A transição de uma etapa de ensino para a outra sempre envolve muitos
fatores: novos colegas, mais matérias, conteúdos mais avançados, outros
professores. Assim, a mudança do ensino infantil para os anos iniciais do ensino fundamental tende a ser bastante traumática, pois, se uma etapa é focada mais na brincadeira, a outra já começa a preparar o aluno para as etapas seguintes de educação. Essa ruptura, na opinião de especialistas, não pode existir, e o trabalho entre os ensinos infantil e fundamental I deve ser mais coeso e unificado. “É um processo caótico, totalmente fragmentado. Não existe interlocução entre os professores do infantil e os do fundamental”, critica Gabriel Junqueira Filho, pedagogo e professor da Universidade Federal do Rio Grande do Sul (UFRGS).
No período de desenvolvimento, que coincide com a passagem da educação
infantil para o ensino fundamental, a criança está justamente transitando entre o estágio pré-operatório e o estágio operacional concreto; gradualmente, as estruturas intuitivas, rígidas e irreversíveis tornam-se móveis, mais flexíveis, descentradas e reversíveis.
as crianças passam a pensar sobre os objetos a partir de mais de uma
perspectiva ou podem manter em mente uma característica de uma situação, comparando-a com outra. A criança se torna mais e mais capaz de fazer a distinção entre aparência e realidade, considerar simultaneamente vários aspectos de um problema, desenvolver uma teoria da mente e perceber o ponto de vista do outro.
As mudanças cognitivas parecem ter um substrato biológico em mudanças
observadas no sistema nervoso central. O padrão de mudanças cerebrais entre as idades de cinco e sete anos permite que os lobos frontais coordenem as atividades dos outros centros cerebrais de uma maneira qualitativamente mais complexa, facultando à criança controlar sua atenção, fazer planos explícitos e se envolver em autorreflexão5.
Esse desenvolvimento é também grandemente estimulado nas interações com
os companheiros. As interações entre as crianças oportunizam o confronto entre as hipóteses que cada uma tem construído para explicar a realidade; os confrontos em diferentes situações, por sua vez, possibilitam a descoberta dos diferentes pontos de vista e a superação do pensamento egocêntrico.
As mudanças qualitativas que se operam entre os cinco e os oito anos não
ocorrem abruptamente, mas são graduais. Assim, em uma classe de 1ª série, vamos encontrar crianças em diferentes fases dessa construção, e a fase da transição em que uma criança se encontra nesse momento vai influenciar o modo como ela interpreta os acontecimentos e as experiências vivenciadas na escola, sua apreensão das regras e normas do novo contexto, e assim por diante. Por outro lado, a convivência diária, na escola, entre crianças que se encontram em diferentes fases do processo é uma condição altamente favorável que acelera as mudanças desenvolvimentais em perspectiva.

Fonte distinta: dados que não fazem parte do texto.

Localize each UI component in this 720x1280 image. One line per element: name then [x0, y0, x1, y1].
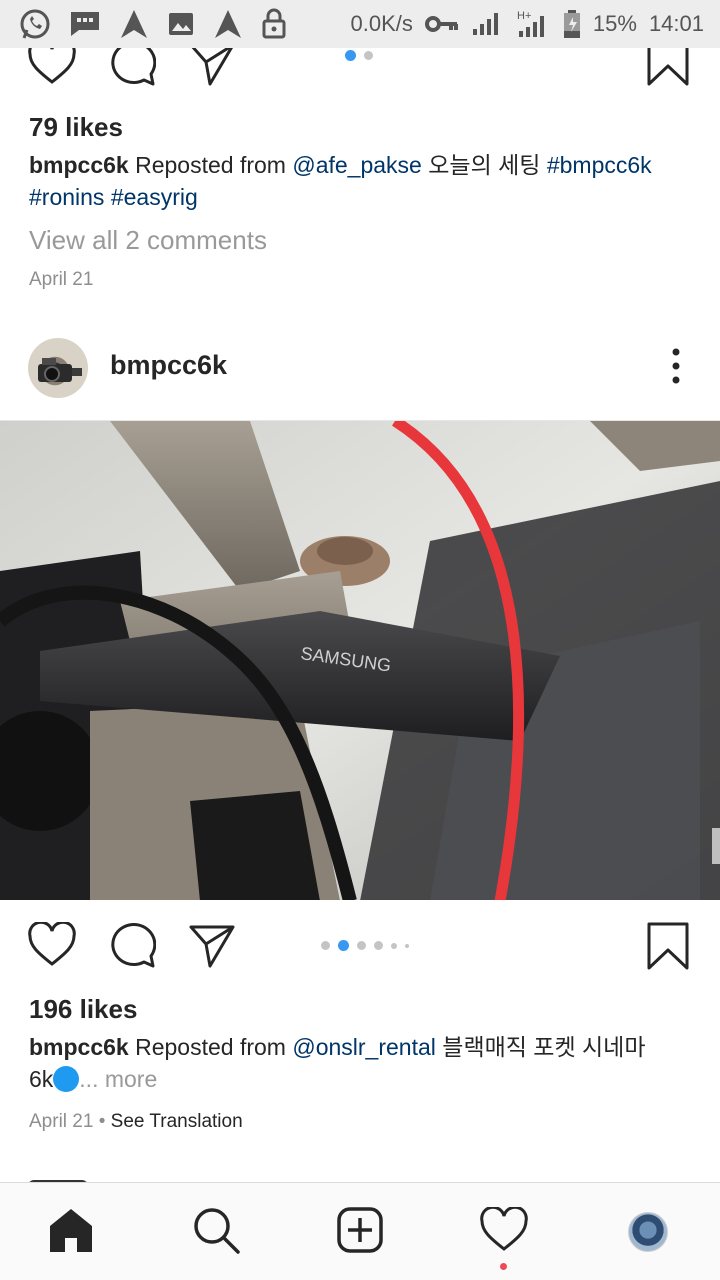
search-icon — [192, 1206, 240, 1259]
battery-icon — [563, 9, 581, 39]
nav-search[interactable] — [191, 1207, 241, 1257]
status-system: 0.0K/s H+ 15% 14:01 — [351, 9, 704, 39]
nav-new-post[interactable] — [335, 1206, 385, 1259]
likes-count[interactable]: 79 likes — [29, 112, 123, 143]
whatsapp-icon — [18, 7, 52, 41]
svg-text:H+: H+ — [517, 10, 531, 22]
post-date-row: April 21 • See Translation — [29, 1111, 243, 1133]
share-icon[interactable] — [188, 48, 236, 91]
caption-mention[interactable]: @afe_pakse — [292, 152, 422, 178]
post-caption: bmpcc6k Reposted from @onslr_rental 블랙매직… — [29, 1031, 669, 1095]
image-icon — [166, 9, 196, 39]
carousel-dot — [405, 943, 409, 948]
status-bar: 0.0K/s H+ 15% 14:01 — [0, 0, 720, 48]
lock-icon — [260, 8, 288, 40]
nav-home[interactable] — [46, 1207, 96, 1257]
caption-body-cont: 6k — [29, 1066, 54, 1092]
caption-mention[interactable]: @onslr_rental — [292, 1034, 436, 1060]
hplus-signal-icon: H+ — [515, 9, 551, 39]
post-date: April 21 — [29, 1111, 94, 1132]
carousel-dot — [357, 941, 366, 950]
caption-text: Reposted from — [135, 1034, 286, 1060]
signal-icon — [471, 11, 503, 37]
carousel-dot — [321, 941, 330, 950]
carousel-dot — [364, 51, 373, 60]
key-icon — [424, 14, 459, 34]
navigation-icon — [212, 8, 244, 40]
profile-avatar — [628, 1212, 668, 1252]
avatar[interactable] — [28, 338, 88, 398]
caption-hashtag[interactable]: #easyrig — [111, 184, 198, 210]
caption-hashtag[interactable]: #bmpcc6k — [547, 152, 652, 178]
home-icon — [47, 1206, 95, 1259]
blue-circle-emoji — [53, 1066, 80, 1092]
carousel-indicator — [321, 940, 409, 951]
post-image[interactable]: SAMSUNG — [0, 420, 720, 900]
carousel-dot — [345, 50, 356, 61]
scrollbar-thumb[interactable] — [712, 828, 720, 864]
share-icon[interactable] — [188, 922, 236, 973]
see-translation-link[interactable]: See Translation — [111, 1111, 243, 1132]
carousel-indicator — [345, 50, 373, 61]
caption-text: Reposted from — [135, 152, 286, 178]
like-icon[interactable] — [28, 920, 76, 973]
comment-icon[interactable] — [108, 48, 157, 91]
clock: 14:01 — [648, 11, 704, 36]
navigation-icon — [118, 8, 150, 40]
caption-body: 블랙매직 포켓 시네마 — [442, 1034, 646, 1060]
new-post-icon — [336, 1206, 384, 1259]
like-icon[interactable] — [28, 48, 76, 91]
network-speed: 0.0K/s — [350, 11, 413, 36]
more-options-icon[interactable] — [670, 346, 682, 391]
view-comments-link[interactable]: View all 2 comments — [29, 225, 267, 256]
nav-profile[interactable] — [623, 1207, 673, 1257]
carousel-dot — [391, 942, 397, 949]
carousel-dot — [374, 941, 383, 950]
caption-username[interactable]: bmpcc6k — [29, 152, 129, 178]
bottom-navigation — [0, 1182, 720, 1280]
feed[interactable]: 79 likes bmpcc6k Reposted from @afe_paks… — [0, 48, 720, 1182]
caption-username[interactable]: bmpcc6k — [29, 1034, 129, 1060]
post-actions — [0, 920, 720, 982]
caption-more-link[interactable]: ... more — [79, 1066, 157, 1092]
bookmark-icon[interactable] — [646, 48, 690, 91]
carousel-dot — [338, 940, 349, 951]
bookmark-icon[interactable] — [646, 922, 690, 975]
date-separator: • — [98, 1111, 106, 1132]
post-caption: bmpcc6k Reposted from @afe_pakse 오늘의 세팅 … — [29, 149, 669, 213]
message-icon — [68, 9, 102, 39]
previous-post-actions — [0, 48, 720, 100]
comment-icon[interactable] — [108, 922, 157, 973]
nav-activity[interactable] — [479, 1205, 529, 1258]
post-header: bmpcc6k — [0, 328, 720, 408]
activity-icon — [480, 1205, 528, 1258]
status-notifications — [18, 7, 288, 41]
caption-body: 오늘의 세팅 — [428, 152, 541, 178]
caption-hashtag[interactable]: #ronins — [29, 184, 104, 210]
likes-count[interactable]: 196 likes — [29, 994, 137, 1025]
activity-notification-dot — [500, 1263, 507, 1270]
battery-percent: 15% — [592, 11, 637, 36]
camera-rig-photo: SAMSUNG — [0, 421, 720, 900]
post-date: April 21 — [29, 269, 94, 290]
post-username[interactable]: bmpcc6k — [110, 350, 227, 381]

Junqueira afirma que o maior erro está na mudança de concepção da criança
de uma etapa para outra: “A educação infantil tem uma especificidade e o fundamental tem outra. Na educação infantil, as pessoas dizem que as crianças precisam brincar porque são crianças e brincar é um jeito que a criança tem de aprender. No fundamental é tudo diferente, porque as crianças param de brincar. Criança é quem tem até 12 anos de idade, mas a escola olha para ela de maneira totalmente diferente no fundamental. É uma concepção de infância totalmente desconsiderada. A partir dos 6, 7 anos, acabou a inocência, a criança já tem responsabilidade”.